Given the charges brought as a result of Operation Torsion, it is ironic that Mr Rowan’s revelations are sourced to a ‘confidential document’ that was only privately circulated amongst three agencies by the Police Ombudsman – namely, the Secretary of State, the Chief Constable and the Policing Board.

It is also noteworthy that Mr Rowan was, in fact, the journalist who first broke the story about Operation Torsion in BBC news reports on November 12, 2002.

The PSNI’s attempts to “distract attention” away from his reports involved convening a press conference involving the current head of REMIT, Chief Superintendent Phil Wright, and the then Assistant Chief Constable for Belfast, Alan McQuillan, to talk about other aspects of their activity in the case.

Shortly afterwards Mr McQuillan announced that he had instigated a leaks investigation within the PSNI. And REMIT Inspector Michael McErlane later told a court that officers within the investigation were asked to disclose all details of their contacts with the press to an internal inquiry.

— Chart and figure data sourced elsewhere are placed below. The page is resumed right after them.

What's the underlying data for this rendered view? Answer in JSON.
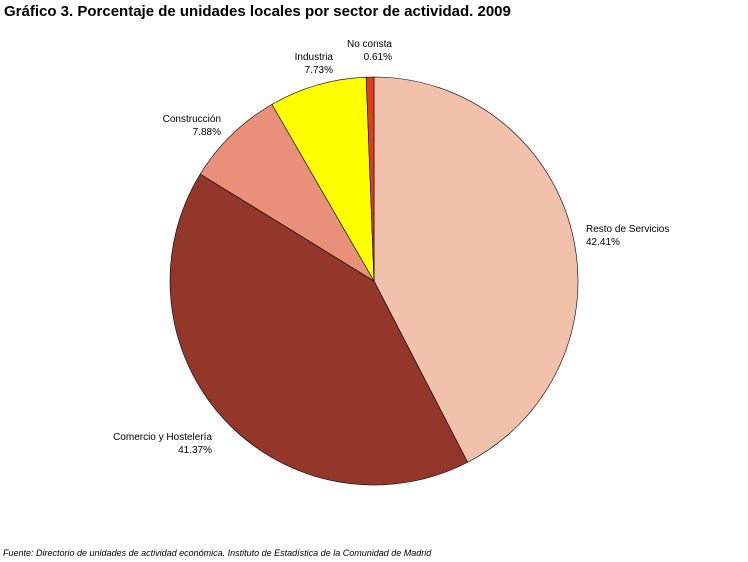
{
  "title": "Gráfico 3. Porcentaje de unidades locales por sector de actividad. 2009",
  "source": "Fuente: Directorio de unidades de actividad económica. Instituto de Estadística de la Comunidad de Madrid",
  "chart_data": {
    "type": "pie",
    "title": "Gráfico 3. Porcentaje de unidades locales por sector de actividad. 2009",
    "start": "12 o'clock",
    "direction": "clockwise",
    "slices": [
      {
        "label": "Resto de Servicios",
        "value": 42.41,
        "value_label": "42.41%",
        "color": "#F2C1AC"
      },
      {
        "label": "Comercio y Hostelería",
        "value": 41.37,
        "value_label": "41.37%",
        "color": "#94372B"
      },
      {
        "label": "Construcción",
        "value": 7.88,
        "value_label": "7.88%",
        "color": "#E8907A"
      },
      {
        "label": "Industria",
        "value": 7.73,
        "value_label": "7.73%",
        "color": "#FFFF00"
      },
      {
        "label": "No consta",
        "value": 0.61,
        "value_label": "0.61%",
        "color": "#E03C1F"
      }
    ]
  }
}
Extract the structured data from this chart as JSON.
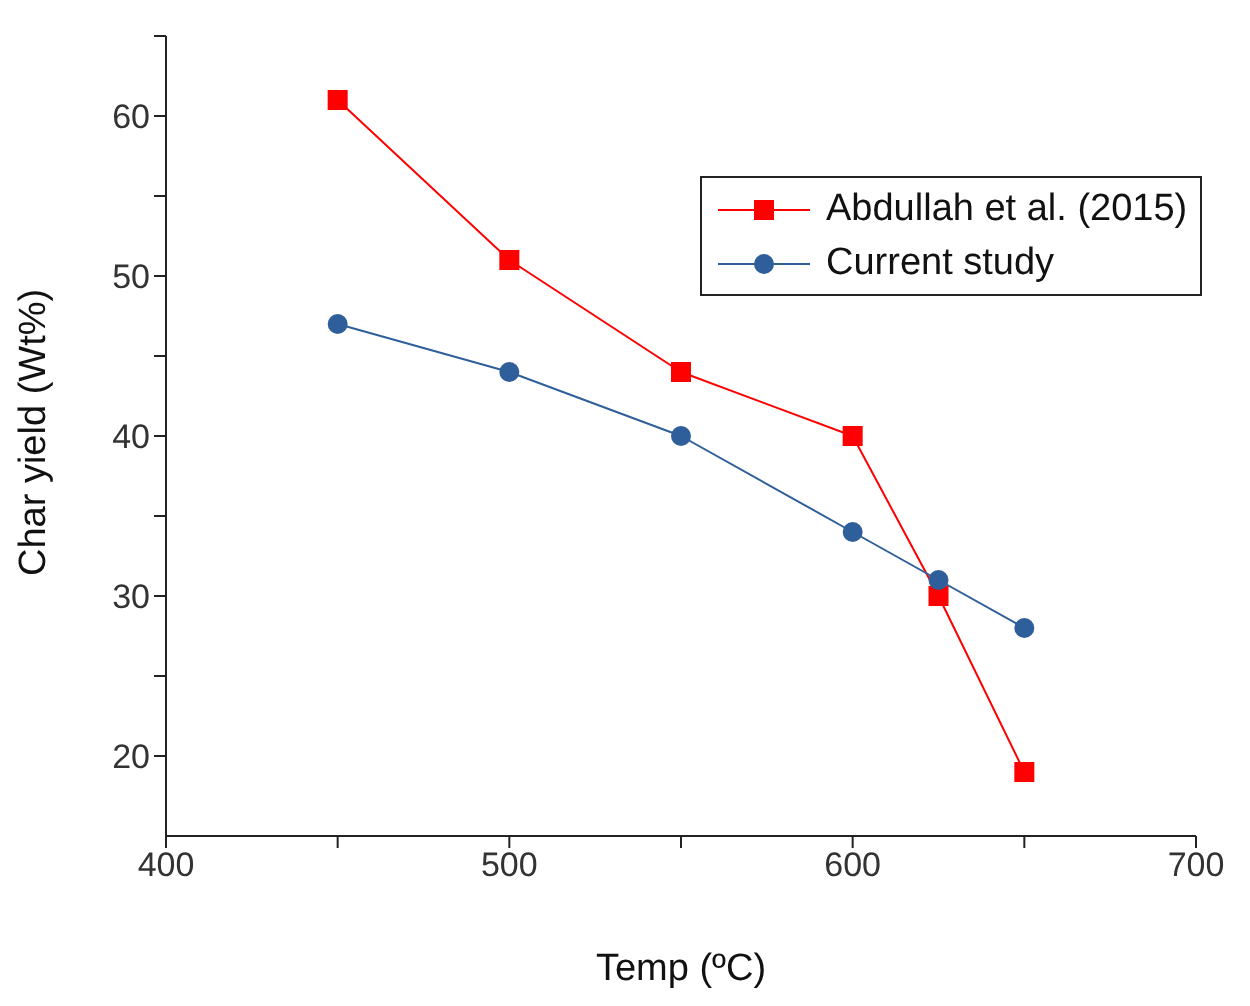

The outcome of the leaks investigation established by Alan McQuillan has never been made public.

‘The Armed Peace’ carries interviews with key political figures, statements from the IRA leadership, and a full breakdown of recent political developments including David Trimble’s rejection of the IRA initiative last October and the Assembly election results of last November.

• The Armed Peace by Brian Rowan (updated, paperback) is published by Mainstream Publishing, price £9.99.